COLUMBIA, S.C. (WMBF) – South Carolina Gov. Henry McMaster held a news conference Thursday afternoon to give an update on the state’s response to the coronavirus.
He addressed concerns from South Carolina residents, many who believe a “stay at home” order should be in place. McMaster said he will only do that if it becomes necessary and said he will base it on data.
The governor also said that many people are following requests to stay inside. He noted that interstates and roads are much less crowded because people are practicing social distancing.
During the news conference, the Department of Health and Environmental Control announced 32 additional cases, bringing the statewide number to 456. Health officials also announced that there were two new coronavirus-related deaths. Both were elderly patients with underlying health issues, and one was from Kershaw County and another was from Sumter County.

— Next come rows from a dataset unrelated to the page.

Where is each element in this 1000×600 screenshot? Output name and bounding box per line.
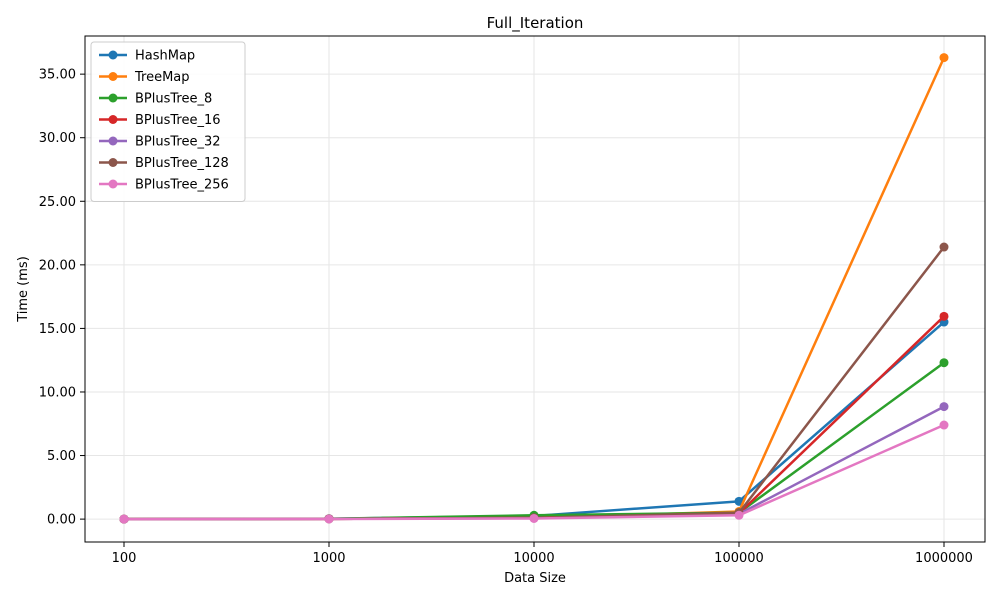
data-point: [939, 311, 949, 321]
legend-marker: [108, 72, 118, 81]
series-bplustree-256: [119, 420, 949, 524]
legend-item: BPlusTree_128: [99, 156, 229, 171]
y-tick-label: 30.00: [39, 131, 76, 146]
legend: HashMap TreeMap BPlusTree_8 BPlusTree_16 BPl…: [90, 41, 246, 202]
legend-label: BPlusTree_256: [135, 178, 229, 193]
plot-area: [84, 35, 986, 543]
legend-label: BPlusTree_16: [135, 113, 221, 128]
y-tick-label: 20.00: [39, 258, 76, 273]
y-tick-label: 25.00: [39, 195, 76, 210]
x-tick-label: 10000: [513, 551, 554, 566]
x-tick-label: 100: [112, 551, 137, 566]
data-point: [939, 402, 949, 412]
data-point: [119, 514, 129, 524]
legend-item: HashMap: [99, 49, 195, 64]
chart-title: Full_Iteration: [487, 14, 584, 33]
y-tick-label: 0.00: [47, 513, 76, 528]
data-point: [734, 510, 744, 520]
y-tick-label: 15.00: [39, 322, 76, 337]
x-axis-label: Data Size: [504, 571, 566, 586]
legend-item: BPlusTree_8: [99, 92, 212, 107]
legend-item: BPlusTree_256: [99, 178, 229, 193]
y-tick-label: 5.00: [47, 449, 76, 464]
legend-label: BPlusTree_32: [135, 135, 221, 150]
tick-layer: 0.00 5.00 10.00 15.00 20.00 25.00 30.00 35.00 10…: [39, 68, 973, 566]
data-point: [939, 242, 949, 252]
legend-box: [90, 41, 246, 202]
legend-label: HashMap: [135, 49, 195, 64]
legend-marker: [108, 158, 118, 167]
x-tick-label: 1000: [312, 551, 345, 566]
legend-item: BPlusTree_16: [99, 113, 221, 128]
legend-label: TreeMap: [134, 70, 190, 85]
legend-marker: [108, 179, 118, 189]
legend-marker: [108, 115, 118, 124]
legend-marker: [108, 93, 118, 103]
x-tick-label: 1000000: [915, 551, 973, 566]
data-point: [939, 420, 949, 430]
series-layer: [119, 53, 949, 524]
legend-item: TreeMap: [99, 70, 190, 85]
data-point: [939, 53, 949, 63]
data-point: [324, 514, 334, 524]
y-axis-label: Time (ms): [16, 256, 31, 323]
legend-label: BPlusTree_8: [135, 92, 212, 107]
x-tick-label: 100000: [714, 551, 764, 566]
legend-item: BPlusTree_32: [99, 135, 221, 150]
y-tick-label: 35.00: [39, 68, 76, 83]
y-tick-label: 10.00: [39, 385, 76, 400]
legend-marker: [108, 50, 118, 60]
legend-marker: [108, 136, 118, 146]
data-point: [939, 358, 949, 368]
legend-label: BPlusTree_128: [135, 156, 229, 171]
data-point: [529, 513, 539, 523]
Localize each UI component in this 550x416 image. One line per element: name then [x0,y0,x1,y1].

Watch McMaster’s full briefing below:
In addition to taking daily precautions for preventing against the spread of the disease, residents can take the following preparedness recommendations:
- Know the signs and symptoms of COVID-19 and what to do if you become symptomatic
- If you’re sick, stay home from work, school, and public events
- Regularly wash your hands with soap and water
- Avoid touching your eyes, nose or mouth with unwashed hands
- Cover your cough or sneeze with a tissue or your elbow
- Avoid contact with people who are sick
- Don’t share personal items
- Clean frequently touched surfaces
- Set up a separate room for sick household members
- Check in with family and friends who live alone, especially those who may be in a high-risk group
Additionally, residents can prepare for a possible illness or quarantine by:
- Periodically checking regular prescription drugs to ensure a continuous supply at home
- Having nonprescription drugs and other health supplies on hand, including pain relievers, stomach remedies, cough and cold medicines, fluids with electrolytes, and vitamins
- Getting copies and maintaining electronic versions of health records from doctors, hospitals, pharmacies and other sources and store them, for personal reference
- Talking with family members and loved ones about how they would be cared for if they got sick, or what will be needed to care for them in your home.